Ioudina Marina, Uemura Etsuro
Department of Biomedical Sciences, Iowa State University, Ames, IA 50011, USA.
Exp Neurol. 2003 Dec;184(2):923-9. doi: 10.1016/S0014-4886(03)00314-5.

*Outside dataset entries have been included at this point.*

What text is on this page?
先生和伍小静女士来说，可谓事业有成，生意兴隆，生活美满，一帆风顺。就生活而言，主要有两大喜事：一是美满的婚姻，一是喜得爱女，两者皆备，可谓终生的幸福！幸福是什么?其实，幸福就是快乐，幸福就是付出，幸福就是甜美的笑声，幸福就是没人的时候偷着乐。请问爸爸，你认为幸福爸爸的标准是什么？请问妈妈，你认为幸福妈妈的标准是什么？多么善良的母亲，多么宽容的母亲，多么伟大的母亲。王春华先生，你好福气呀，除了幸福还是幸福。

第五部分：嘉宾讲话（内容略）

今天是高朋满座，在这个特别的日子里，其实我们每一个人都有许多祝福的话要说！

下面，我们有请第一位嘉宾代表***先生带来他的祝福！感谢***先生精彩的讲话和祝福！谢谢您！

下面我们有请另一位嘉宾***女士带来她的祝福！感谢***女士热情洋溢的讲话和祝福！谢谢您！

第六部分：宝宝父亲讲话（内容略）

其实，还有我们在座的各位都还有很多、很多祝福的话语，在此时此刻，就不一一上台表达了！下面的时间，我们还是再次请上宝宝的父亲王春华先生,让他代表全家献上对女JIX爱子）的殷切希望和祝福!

Amyloid beta-peptide (Abeta) contributes to the pathogenesis of Alzheimer's disease (AD), causing neuronal death through apoptosis. In this study, the neuroprotective role of small peptides, Gly-Pro-Glu (GPE), Gly-Glu (GE), Gly-Pro-Asp (GPD), and Gly-Pro-Arg (GPR) were examined against Abeta-induced toxicity in cultured rat hippocampal neurons. We report here that GPR (10-100 microM) prevented Abeta-mediated increase in lactate dehydrogenase (LDH) release and Abeta inhibition of MTT reduction, even in neurons that were pre-exposed to Abeta for 24 or 48 h. Since GPR prevented Abeta inhibition of MTT reduction, the anti-apoptotic effect of GPR was studied by examining activation of caspase-3 and expression of p53 protein. Caspase-3 was significantly activated by 20 microM Abeta25-35 and 5 microM Abeta1-40, but GPR effectively prevented the Abeta-mediated activation of caspase-3. Similarly, Abeta increased numbers of p53-positive cells, but GPR prevented this Abeta effect. Our findings suggest that GPR can rescue cultured rat hippocampal neurons from Abeta-induced neuronal death by inhibiting caspase-3/p53-dependent apoptosis.
淀粉样β肽(Aβ)在阿尔茨海默病(AD)的发病机制中起作用,通过凋亡导致神经元死亡。在本研究中,检测了小肽甘氨酰-脯氨酰-谷氨酸(GPE)、甘氨酰-谷氨酸(GE)、甘氨酰-脯氨酰-天冬氨酸(GPD)和甘氨酰-脯氨酰-精氨酸(GPR)对培养的大鼠海马神经元中Aβ诱导毒性的神经保护作用。我们在此报告,即使在预先暴露于Aβ 24或48小时的神经元中,GPR(10 - 100微摩尔)也能阻止Aβ介导的乳酸脱氢酶(LDH)释放增加以及Aβ对MTT还原的抑制。由于GPR阻止了Aβ对MTT还原的抑制,通过检测半胱天冬酶-3的激活和p53蛋白的表达来研究GPR的抗凋亡作用。20微摩尔的Aβ25 - 35和5微摩尔的Aβ1 - 40可显著激活半胱天冬酶-3,但GPR有效地阻止了Aβ介导的半胱天冬酶-3激活。同样,Aβ增加了p53阳性细胞的数量,但GPR阻止了这种Aβ效应。我们的研究结果表明,GPR可通过抑制半胱天冬酶-3/p53依赖性凋亡,使培养的大鼠海马神经元从Aβ诱导的神经元死亡中获救。